By conducting tests on a chip, says Liu, researchers can approximate the environment a drug encounters inside the human body. Each chip costs less than a dollar to make. Multiple tests can be run simultaneously on a series of chips. Size is another advantage. In a test, the small chip uses only about a tenth of the amount of drug and tissue required by conventional testing methods.

“The chip enables us to grow human cells and observe a drug’s effect on them in their natural environment,” says Liu. “This will make it possible to do screenings much more quickly and shorten the research cycle.” Liu and his students fabricate rectangular chips from a polymeric material. Using computer-aided design, they etch the chips with a pattern that resembles the lung’s bifurcating geometry, with channels ranging in width from arteries (about 1 cm) to capillaries (10 microns).

The team will engineer the chip so it stretches like the breathing lung. A computer-controlled syringe will control the rate at which the drug is pumped into the chip coating. This flow rate affects cell health and cell signaling.

The design, elastic chip material and syringe, says Liu, enable the chip to achieve a credible imitation of human breathing and blood flow patterns.

The next challenge is to coax endothelial cells to adhere to, and grow on, the channels of the chip.
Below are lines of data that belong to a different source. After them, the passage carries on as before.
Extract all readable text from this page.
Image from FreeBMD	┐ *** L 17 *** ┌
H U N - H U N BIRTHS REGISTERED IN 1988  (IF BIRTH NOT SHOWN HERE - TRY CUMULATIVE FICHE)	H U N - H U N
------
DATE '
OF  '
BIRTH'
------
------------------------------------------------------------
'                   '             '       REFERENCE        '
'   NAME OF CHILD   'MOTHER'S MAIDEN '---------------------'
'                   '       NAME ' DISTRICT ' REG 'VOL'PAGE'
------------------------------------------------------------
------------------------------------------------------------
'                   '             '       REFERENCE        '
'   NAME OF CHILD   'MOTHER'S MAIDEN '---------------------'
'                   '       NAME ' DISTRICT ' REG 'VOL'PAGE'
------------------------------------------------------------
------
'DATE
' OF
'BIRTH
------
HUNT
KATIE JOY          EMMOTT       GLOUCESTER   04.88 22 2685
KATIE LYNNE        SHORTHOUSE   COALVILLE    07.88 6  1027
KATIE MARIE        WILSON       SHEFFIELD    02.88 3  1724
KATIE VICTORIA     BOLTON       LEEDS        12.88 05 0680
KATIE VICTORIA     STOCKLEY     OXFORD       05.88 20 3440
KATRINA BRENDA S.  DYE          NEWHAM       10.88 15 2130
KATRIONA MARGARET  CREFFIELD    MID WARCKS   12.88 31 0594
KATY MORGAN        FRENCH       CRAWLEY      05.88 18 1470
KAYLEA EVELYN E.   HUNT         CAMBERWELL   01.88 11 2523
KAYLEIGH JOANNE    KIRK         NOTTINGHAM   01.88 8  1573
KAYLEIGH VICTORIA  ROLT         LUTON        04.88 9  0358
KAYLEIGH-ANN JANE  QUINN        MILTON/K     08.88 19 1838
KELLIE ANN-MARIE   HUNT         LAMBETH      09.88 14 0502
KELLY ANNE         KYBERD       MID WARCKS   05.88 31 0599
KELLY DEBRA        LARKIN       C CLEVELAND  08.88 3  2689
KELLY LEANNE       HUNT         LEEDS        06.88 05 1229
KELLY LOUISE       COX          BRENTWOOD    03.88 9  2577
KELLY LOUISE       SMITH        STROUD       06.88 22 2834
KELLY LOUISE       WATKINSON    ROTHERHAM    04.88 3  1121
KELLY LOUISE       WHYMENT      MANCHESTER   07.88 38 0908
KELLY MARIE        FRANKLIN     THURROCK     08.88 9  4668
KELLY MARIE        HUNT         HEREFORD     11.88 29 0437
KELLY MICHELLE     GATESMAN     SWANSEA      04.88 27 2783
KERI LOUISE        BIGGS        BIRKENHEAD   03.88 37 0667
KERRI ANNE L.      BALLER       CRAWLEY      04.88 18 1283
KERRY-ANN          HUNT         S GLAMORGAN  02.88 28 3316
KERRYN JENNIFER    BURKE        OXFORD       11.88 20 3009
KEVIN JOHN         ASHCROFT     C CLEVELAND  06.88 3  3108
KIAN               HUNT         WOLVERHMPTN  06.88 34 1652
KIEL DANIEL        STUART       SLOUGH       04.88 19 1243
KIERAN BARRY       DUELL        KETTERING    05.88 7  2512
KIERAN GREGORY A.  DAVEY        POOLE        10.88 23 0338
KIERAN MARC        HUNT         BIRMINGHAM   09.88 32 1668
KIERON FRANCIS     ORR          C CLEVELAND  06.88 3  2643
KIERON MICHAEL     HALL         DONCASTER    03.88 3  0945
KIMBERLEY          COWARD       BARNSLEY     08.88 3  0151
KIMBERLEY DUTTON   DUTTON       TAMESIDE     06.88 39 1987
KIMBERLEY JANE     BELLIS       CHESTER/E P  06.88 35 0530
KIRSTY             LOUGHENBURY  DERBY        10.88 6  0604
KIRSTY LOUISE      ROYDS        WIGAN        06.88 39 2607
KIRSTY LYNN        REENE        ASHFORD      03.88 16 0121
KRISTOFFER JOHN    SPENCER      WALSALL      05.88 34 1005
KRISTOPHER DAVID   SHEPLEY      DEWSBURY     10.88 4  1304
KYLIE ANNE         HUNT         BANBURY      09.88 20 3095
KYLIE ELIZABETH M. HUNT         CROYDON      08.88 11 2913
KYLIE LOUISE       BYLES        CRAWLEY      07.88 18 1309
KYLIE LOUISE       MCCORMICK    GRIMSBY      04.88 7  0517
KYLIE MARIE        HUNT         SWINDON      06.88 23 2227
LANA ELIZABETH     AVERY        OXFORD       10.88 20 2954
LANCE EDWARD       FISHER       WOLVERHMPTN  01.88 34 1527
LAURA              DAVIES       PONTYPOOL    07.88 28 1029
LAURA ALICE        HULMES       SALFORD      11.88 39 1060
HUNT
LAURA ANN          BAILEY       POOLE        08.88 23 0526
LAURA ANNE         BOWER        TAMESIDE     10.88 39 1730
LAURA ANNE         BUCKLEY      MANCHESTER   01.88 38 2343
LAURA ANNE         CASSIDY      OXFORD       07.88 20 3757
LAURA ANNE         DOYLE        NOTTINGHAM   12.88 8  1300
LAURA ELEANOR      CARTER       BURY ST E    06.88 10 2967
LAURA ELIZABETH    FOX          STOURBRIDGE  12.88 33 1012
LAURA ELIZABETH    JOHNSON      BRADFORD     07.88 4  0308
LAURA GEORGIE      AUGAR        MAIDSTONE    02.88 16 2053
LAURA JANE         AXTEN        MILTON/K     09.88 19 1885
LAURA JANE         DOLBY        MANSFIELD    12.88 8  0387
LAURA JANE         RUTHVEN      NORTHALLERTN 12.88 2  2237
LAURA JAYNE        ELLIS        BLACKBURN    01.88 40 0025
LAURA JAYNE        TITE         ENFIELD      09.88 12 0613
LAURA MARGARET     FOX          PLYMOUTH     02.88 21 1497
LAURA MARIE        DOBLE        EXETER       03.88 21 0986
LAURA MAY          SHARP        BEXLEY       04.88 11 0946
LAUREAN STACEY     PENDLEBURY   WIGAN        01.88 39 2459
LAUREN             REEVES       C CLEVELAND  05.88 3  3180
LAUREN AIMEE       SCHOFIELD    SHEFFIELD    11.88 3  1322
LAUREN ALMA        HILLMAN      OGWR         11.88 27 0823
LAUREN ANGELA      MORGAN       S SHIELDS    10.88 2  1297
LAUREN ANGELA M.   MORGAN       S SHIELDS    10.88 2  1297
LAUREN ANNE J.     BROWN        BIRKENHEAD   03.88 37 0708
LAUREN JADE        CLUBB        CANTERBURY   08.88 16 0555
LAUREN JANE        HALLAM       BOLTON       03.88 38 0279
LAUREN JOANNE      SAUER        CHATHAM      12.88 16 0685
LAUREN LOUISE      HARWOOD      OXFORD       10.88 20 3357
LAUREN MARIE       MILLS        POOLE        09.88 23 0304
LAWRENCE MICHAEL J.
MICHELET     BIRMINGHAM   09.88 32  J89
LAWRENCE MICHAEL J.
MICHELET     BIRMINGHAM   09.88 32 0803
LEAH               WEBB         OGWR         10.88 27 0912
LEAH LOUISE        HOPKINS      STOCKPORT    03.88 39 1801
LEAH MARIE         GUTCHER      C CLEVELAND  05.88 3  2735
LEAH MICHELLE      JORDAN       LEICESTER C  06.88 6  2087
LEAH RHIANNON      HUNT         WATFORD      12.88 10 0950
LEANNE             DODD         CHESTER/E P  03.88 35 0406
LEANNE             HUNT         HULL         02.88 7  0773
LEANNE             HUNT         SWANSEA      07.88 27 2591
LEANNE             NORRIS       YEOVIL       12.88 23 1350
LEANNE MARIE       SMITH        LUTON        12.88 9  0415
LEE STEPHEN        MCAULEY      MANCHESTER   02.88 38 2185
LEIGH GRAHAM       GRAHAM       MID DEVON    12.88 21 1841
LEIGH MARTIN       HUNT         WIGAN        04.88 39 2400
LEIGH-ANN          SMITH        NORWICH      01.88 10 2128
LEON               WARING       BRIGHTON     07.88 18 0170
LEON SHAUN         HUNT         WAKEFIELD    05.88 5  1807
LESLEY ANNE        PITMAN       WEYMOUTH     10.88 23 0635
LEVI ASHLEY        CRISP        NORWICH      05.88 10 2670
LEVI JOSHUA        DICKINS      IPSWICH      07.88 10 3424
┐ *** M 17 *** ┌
“Growing cells has been called both a science and an art,” says Lowe-Krentz. “As blood vessels develop, a single cell moves out and is followed by other cells. If too many cells follow, they can clog the new branches; if not enough follow, the cells don’t cover the surface of the channel.”

Liu’s and Lowe-Krentz’s students tackled this task through Lehigh’s Bio-systems Dynamics Summer Institute, which is funded by the Howard Hughes Medical Institute.

When the chip is coated with endothelial cells, the researchers will treat the cells with a chemical that inflames the cells similar to the way cancer does. They will then inject the device with a blood solution containing nanoparticles hitched with a drug, an antibody and a fluorescent marker.

The antibody will cause the nanoparticle to bind only to cells that express the kind of receptor that cancer cells express. When binding occurs, the particles will release the drugs they are carrying.

The fluorescent marker will enable the researchers, using scanning laser confocal microscopy, to track the nanoparticles and their interactions with cells.

“Confocal microscopy works almost like an MRI,” says Ou-Yang. “We scan a plane and illuminate each point of interest and then advance to the next sheet and repeat the process. The computer regenerates these images into a 3-D composite.”

The imaging technique will enable the group to quantify the percentage of the nanoparticles that bind to the cancerlike cells and thus measure the particles’ success in finding their targets. The team will also correlate binding effectiveness with size by coating particles of various sizes with different fluorescent markers.

In the future, the researchers plan to coat the chip with multiple layers of cells with a porous membrane. This will enable them to study how cancer cells metastasize and migrate across blood vessels.